The appeal added a key voice of support two days after Grand Ayatollah Ali Sistani also directed followers to back the charter. Shiite solidarity is essential if the constitution is to pass in the Oct. 15 vote. If two-thirds of voters in any three of Iraq's 18 provinces reject the document, a new government must be formed and the process of writing the constitution started over.
Minority Sunni Arabs are dominant in four provinces and could defeat the new charter.
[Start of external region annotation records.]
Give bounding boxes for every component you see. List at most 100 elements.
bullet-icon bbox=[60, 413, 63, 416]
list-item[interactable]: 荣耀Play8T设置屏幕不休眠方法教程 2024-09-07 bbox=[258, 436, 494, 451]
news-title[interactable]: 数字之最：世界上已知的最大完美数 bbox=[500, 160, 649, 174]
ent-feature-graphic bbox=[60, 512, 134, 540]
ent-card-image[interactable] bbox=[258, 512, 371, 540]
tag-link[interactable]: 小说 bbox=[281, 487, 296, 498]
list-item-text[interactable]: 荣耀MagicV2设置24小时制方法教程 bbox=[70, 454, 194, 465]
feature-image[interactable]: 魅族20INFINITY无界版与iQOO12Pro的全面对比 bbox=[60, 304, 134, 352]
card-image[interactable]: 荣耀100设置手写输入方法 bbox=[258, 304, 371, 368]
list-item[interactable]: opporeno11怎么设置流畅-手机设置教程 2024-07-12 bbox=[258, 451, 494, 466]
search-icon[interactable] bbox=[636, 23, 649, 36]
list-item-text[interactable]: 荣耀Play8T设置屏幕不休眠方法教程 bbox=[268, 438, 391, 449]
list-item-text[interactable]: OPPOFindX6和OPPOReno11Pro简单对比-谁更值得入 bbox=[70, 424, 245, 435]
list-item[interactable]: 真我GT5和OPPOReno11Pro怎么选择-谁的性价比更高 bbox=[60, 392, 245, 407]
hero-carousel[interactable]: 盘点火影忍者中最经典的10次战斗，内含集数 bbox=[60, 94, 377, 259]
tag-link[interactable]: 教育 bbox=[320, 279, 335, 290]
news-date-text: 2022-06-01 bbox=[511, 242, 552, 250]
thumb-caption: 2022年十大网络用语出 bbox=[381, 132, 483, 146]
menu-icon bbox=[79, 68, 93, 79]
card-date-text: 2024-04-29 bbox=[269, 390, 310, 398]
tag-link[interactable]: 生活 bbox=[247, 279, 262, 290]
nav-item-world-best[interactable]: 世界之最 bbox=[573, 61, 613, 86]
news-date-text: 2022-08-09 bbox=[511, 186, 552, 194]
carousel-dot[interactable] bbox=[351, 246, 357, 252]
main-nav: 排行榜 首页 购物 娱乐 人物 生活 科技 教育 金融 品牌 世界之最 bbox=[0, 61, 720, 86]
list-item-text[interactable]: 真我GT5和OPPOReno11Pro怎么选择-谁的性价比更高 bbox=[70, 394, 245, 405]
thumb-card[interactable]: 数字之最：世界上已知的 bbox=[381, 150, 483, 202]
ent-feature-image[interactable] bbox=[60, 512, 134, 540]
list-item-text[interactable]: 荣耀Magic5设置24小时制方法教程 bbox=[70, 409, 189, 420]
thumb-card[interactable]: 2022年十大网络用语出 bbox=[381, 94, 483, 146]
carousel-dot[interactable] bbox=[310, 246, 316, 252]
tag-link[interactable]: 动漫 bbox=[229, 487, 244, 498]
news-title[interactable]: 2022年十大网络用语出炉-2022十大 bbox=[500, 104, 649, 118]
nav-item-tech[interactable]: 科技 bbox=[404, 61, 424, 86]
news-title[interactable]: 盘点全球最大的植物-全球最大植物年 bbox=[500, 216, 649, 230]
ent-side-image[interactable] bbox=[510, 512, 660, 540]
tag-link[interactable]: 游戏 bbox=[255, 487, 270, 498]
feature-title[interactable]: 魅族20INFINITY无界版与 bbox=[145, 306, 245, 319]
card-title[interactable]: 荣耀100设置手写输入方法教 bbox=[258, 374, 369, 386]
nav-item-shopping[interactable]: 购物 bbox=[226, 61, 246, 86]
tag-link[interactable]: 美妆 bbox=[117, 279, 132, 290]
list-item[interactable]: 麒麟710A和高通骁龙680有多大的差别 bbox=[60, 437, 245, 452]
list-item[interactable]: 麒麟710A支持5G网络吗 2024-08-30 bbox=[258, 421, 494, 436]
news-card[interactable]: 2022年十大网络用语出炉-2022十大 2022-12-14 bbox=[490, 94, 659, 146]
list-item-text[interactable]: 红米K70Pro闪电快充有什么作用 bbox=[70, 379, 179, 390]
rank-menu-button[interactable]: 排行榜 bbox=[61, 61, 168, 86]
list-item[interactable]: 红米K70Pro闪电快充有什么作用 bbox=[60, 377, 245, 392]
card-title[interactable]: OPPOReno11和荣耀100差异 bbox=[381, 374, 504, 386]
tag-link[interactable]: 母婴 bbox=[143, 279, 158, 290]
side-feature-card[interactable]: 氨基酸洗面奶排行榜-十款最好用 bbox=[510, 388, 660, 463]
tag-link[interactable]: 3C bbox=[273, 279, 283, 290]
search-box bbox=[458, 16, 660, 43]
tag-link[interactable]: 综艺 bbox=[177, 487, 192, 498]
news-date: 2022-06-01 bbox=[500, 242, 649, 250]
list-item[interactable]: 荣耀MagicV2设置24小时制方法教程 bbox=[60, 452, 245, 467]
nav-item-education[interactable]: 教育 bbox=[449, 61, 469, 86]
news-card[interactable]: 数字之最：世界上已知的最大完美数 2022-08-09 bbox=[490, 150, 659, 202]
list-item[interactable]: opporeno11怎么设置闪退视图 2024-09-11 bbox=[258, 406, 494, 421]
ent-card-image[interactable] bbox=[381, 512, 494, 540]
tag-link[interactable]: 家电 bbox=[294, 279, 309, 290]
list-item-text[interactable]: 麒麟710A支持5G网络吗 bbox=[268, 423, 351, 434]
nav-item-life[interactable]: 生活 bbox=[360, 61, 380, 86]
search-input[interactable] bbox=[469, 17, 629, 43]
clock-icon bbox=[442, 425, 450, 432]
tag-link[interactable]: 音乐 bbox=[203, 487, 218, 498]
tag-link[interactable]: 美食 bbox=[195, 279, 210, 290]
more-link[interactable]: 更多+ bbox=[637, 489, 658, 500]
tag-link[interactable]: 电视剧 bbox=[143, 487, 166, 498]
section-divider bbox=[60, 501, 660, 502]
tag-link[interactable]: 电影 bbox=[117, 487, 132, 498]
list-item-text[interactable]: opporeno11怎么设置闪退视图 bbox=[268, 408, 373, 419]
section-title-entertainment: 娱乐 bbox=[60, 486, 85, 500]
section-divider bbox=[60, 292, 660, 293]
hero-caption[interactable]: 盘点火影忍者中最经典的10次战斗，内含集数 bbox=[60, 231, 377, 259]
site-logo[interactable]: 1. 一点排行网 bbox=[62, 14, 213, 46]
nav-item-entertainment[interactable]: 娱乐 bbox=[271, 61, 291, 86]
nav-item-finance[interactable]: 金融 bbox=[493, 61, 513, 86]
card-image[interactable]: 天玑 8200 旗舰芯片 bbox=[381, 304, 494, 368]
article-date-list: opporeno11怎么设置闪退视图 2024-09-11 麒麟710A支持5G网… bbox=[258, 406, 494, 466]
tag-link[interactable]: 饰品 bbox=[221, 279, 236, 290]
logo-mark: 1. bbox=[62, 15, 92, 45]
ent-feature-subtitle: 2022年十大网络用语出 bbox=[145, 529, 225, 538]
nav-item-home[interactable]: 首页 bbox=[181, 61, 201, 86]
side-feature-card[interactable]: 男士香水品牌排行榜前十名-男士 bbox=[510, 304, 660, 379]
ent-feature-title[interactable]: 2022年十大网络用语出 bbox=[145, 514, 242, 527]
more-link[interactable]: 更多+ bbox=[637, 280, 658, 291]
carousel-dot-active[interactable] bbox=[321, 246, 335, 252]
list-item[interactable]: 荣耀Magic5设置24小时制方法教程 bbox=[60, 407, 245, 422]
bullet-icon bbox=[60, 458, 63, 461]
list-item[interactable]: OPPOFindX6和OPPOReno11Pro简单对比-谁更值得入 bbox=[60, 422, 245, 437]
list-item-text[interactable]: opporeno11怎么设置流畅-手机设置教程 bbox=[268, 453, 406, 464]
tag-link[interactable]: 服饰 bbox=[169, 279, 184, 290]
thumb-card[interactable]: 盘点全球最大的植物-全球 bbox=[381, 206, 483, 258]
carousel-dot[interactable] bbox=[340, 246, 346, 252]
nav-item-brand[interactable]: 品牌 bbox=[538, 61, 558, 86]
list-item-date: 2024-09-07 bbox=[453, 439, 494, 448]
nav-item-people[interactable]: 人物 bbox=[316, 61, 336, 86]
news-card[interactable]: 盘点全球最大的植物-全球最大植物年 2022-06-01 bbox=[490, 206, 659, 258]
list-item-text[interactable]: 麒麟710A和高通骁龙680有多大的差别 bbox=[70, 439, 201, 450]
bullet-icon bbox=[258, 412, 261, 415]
On Saturday, Sunni clerics and tribal leaders expressed optimism they could do just that.
The Sunnis concluded a three-day meeting -- held in Amman, Jordan, for security reasons -- with a communique urging a no vote "if the constitution's main points on Iraq's unity and Arab identity are not rectified, as well as articles related to political and racial segregation."
Meanwhile, car bombers killed five Iraqis in and near Baghdad.
In Basra, the country's southern oil hub and headquarters for British forces in Iraq, an Iraqi judge said he renewed homicide arrest warrants for two undercover British soldiers who allegedly killed an Iraqi policeman who was trying to detain them last week.
The British government said the warrants had not been delivered and, regardless, were illegal. "Iraqi law is very clear: British personnel are immune from the Iraqi legal process. They remain subject to British law. Even if such a warrant was issued, it would therefore be of no legal effect," Defense Secretary John Reid said in London.
The two Britons were freed from jail Monday by British troops who used armor to crash through the prison walls. In a sign of continuing tensions and Iraqi fury over the British operation, Katyusha rockets were fired at U.S. and British facilities in the city Saturday. There were no casualties, police Capt. Mushtaq Khazim said.
Three more rockets were fired at the Shatt al Arab Hotel, headquarters of the British army, he said. One hit the building without causing casualties. The two others hit nearby homes, wounding a resident, Khazim said.